Enrico Riley, a professor in Dartmouth's studio art department, was awarded a Guggenheim fellowship this month out of a pool of 2,600 applicants. The award will allow him to spend nine months studying the portrayal of music and dreams through painting.
Riley plans to spend part of the nine months researching musical notations in medieval manuscripts at Oxford University and the remainder of time examining Native American vision quest paintings -- which capture the artists' dreams -- in the Southwest United States. He will spend an additional part of his fellowship painting in Hanover.
"[The fellowship is] really quite exciting a great validation of the work that I will be doing," Riley said. "I think my work is strong, and I have confidence that I can make interesting paintings."
Riley was drawn to medieval manuscripts because they incorporate musical notation into artwork, he said. Riley has used notations from jazz scores as the basis for some of his own paintings, including a painting titled "Giant Steps" for which he received the American Academy of Arts and Letters Purchase Prize.
When studying the vision quest paintings, Riley hopes to learn how artists depict the stories and images of their dreams through their work.

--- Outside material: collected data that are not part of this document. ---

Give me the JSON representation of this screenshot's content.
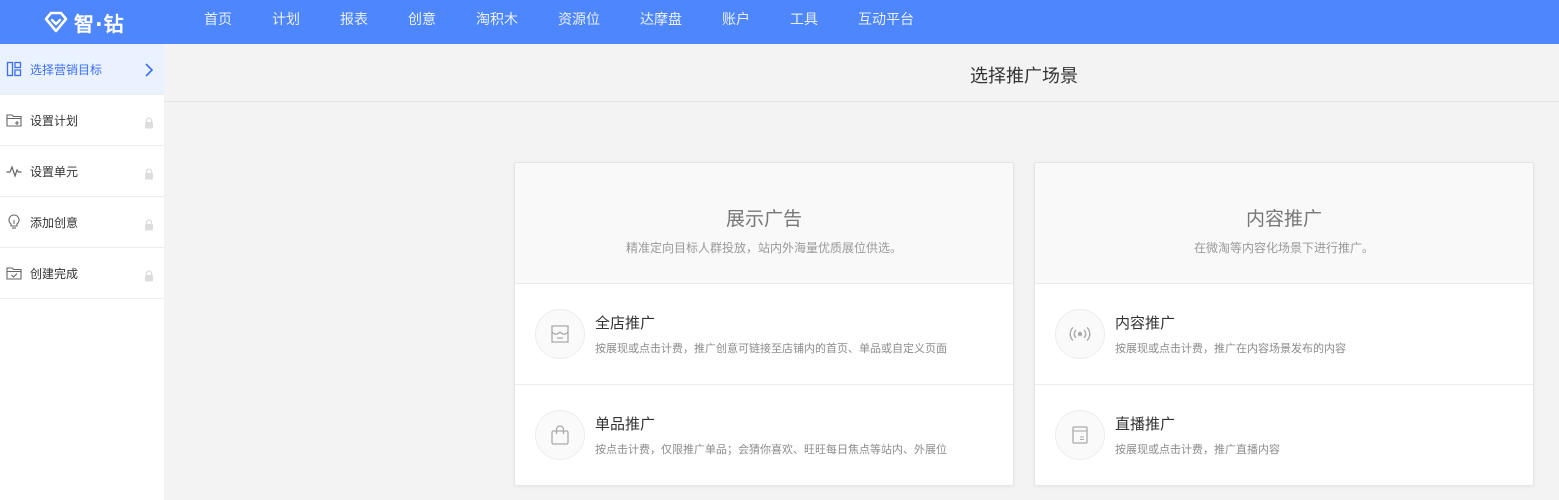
{
  "app": {
    "logo_text": "智·钻"
  },
  "nav": [
    "首页",
    "计划",
    "报表",
    "创意",
    "淘积木",
    "资源位",
    "达摩盘",
    "账户",
    "工具",
    "互动平台"
  ],
  "sidebar": {
    "steps": [
      {
        "label": "选择营销目标",
        "icon": "layout-icon",
        "state": "active"
      },
      {
        "label": "设置计划",
        "icon": "folder-plan-icon",
        "state": "locked"
      },
      {
        "label": "设置单元",
        "icon": "pulse-icon",
        "state": "locked"
      },
      {
        "label": "添加创意",
        "icon": "lightbulb-icon",
        "state": "locked"
      },
      {
        "label": "创建完成",
        "icon": "folder-check-icon",
        "state": "locked"
      }
    ]
  },
  "main": {
    "title": "选择推广场景",
    "cards": [
      {
        "title": "展示广告",
        "desc": "精准定向目标人群投放，站内外海量优质展位供选。",
        "options": [
          {
            "title": "全店推广",
            "desc": "按展现或点击计费，推广创意可链接至店铺内的首页、单品或自定义页面",
            "icon": "store-icon"
          },
          {
            "title": "单品推广",
            "desc": "按点击计费，仅限推广单品；会猜你喜欢、旺旺每日焦点等站内、外展位",
            "icon": "shopping-bag-icon"
          }
        ]
      },
      {
        "title": "内容推广",
        "desc": "在微淘等内容化场景下进行推广。",
        "options": [
          {
            "title": "内容推广",
            "desc": "按展现或点击计费，推广在内容场景发布的内容",
            "icon": "broadcast-icon"
          },
          {
            "title": "直播推广",
            "desc": "按展现或点击计费，推广直播内容",
            "icon": "document-icon"
          }
        ]
      }
    ]
  },
  "colors": {
    "accent": "#4e86fd",
    "active_bg": "#eaf2ff",
    "active_text": "#3c6ffb"
  }
}
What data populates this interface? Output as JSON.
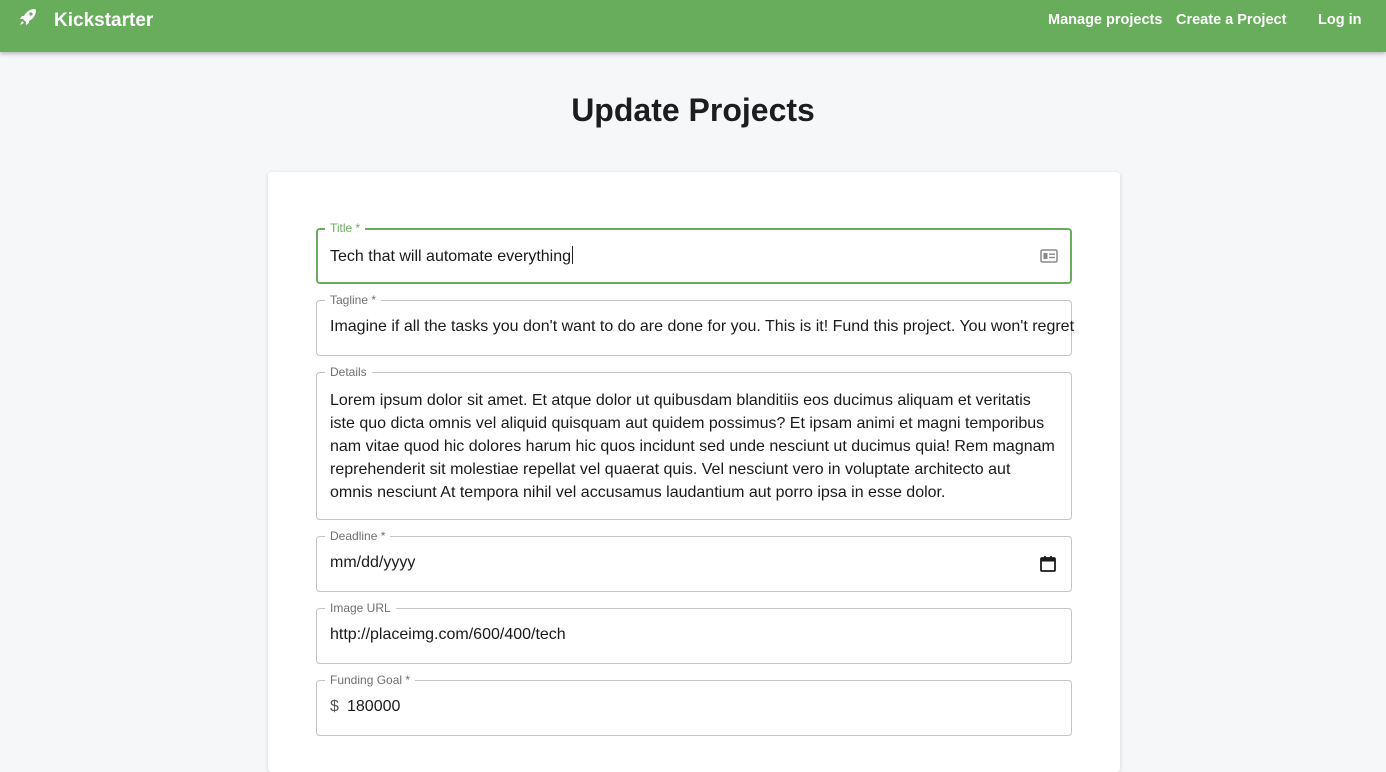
{
  "navbar": {
    "brand": "Kickstarter",
    "brand_icon": "rocket-icon",
    "links": [
      "Manage projects",
      "Create a Project",
      "Log in"
    ],
    "color": "#67ad5b"
  },
  "page": {
    "title": "Update Projects"
  },
  "form": {
    "title": {
      "label": "Title *",
      "value": "Tech that will automate everything",
      "icon": "id-card-icon"
    },
    "tagline": {
      "label": "Tagline *",
      "value": "Imagine if all the tasks you don't want to do are done for you. This is it! Fund this project. You won't regret"
    },
    "details": {
      "label": "Details",
      "value": "Lorem ipsum dolor sit amet. Et atque dolor ut quibusdam blanditiis eos ducimus aliquam et veritatis iste quo dicta omnis vel aliquid quisquam aut quidem possimus? Et ipsam animi et magni temporibus nam vitae quod hic dolores harum hic quos incidunt sed unde nesciunt ut ducimus quia! Rem magnam reprehenderit sit molestiae repellat vel quaerat quis. Vel nesciunt vero in voluptate architecto aut omnis nesciunt At tempora nihil vel accusamus laudantium aut porro ipsa in esse dolor."
    },
    "deadline": {
      "label": "Deadline *",
      "value": "mm/dd/yyyy",
      "icon": "calendar-icon"
    },
    "image_url": {
      "label": "Image URL",
      "value": "http://placeimg.com/600/400/tech"
    },
    "funding_goal": {
      "label": "Funding Goal *",
      "prefix": "$",
      "value": "180000"
    }
  }
}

"There are two different ways of recording to music and recording dreams, but my interest is really aesthetic," Riley said. "How both bodies of information are presented visually is what is interesting to me."
Riley described himself as a contemporary painter who aims to challenge a viewer's perception. His art draws on simple geometric objects made from white wooden panels or oil on canvas, he said.
His work is sparse, he added, but is not minimalist.
"There are so many legitimate ways people express themselves -- realist, abstract, contemporary," he said. "I'm just a painter."
The John Simon Guggenheim Memorial Foundation annually offers $8.2 million in fellowships to leading scholars, scientists and artists to pursue their work in their respective fields. Fellows are "appointed on the basis of stellar achievement in the past and exceptional promise for continued accomplishment," according to the foundation's press release.
"Enrico's artistry embodies his creative and scholarly energy," Dean of Faculty Carol Folt said in a press release. "I'm pleased that he has been recognized for his talent, which he shares with his students and our community regularly."
Previous Dartmouth recipients of the Guggenheim Fellowship include computer science professor Hany Farid in 2006, government professor Linda Fowler in 2005 and history professor Bruce Nelson in 2002.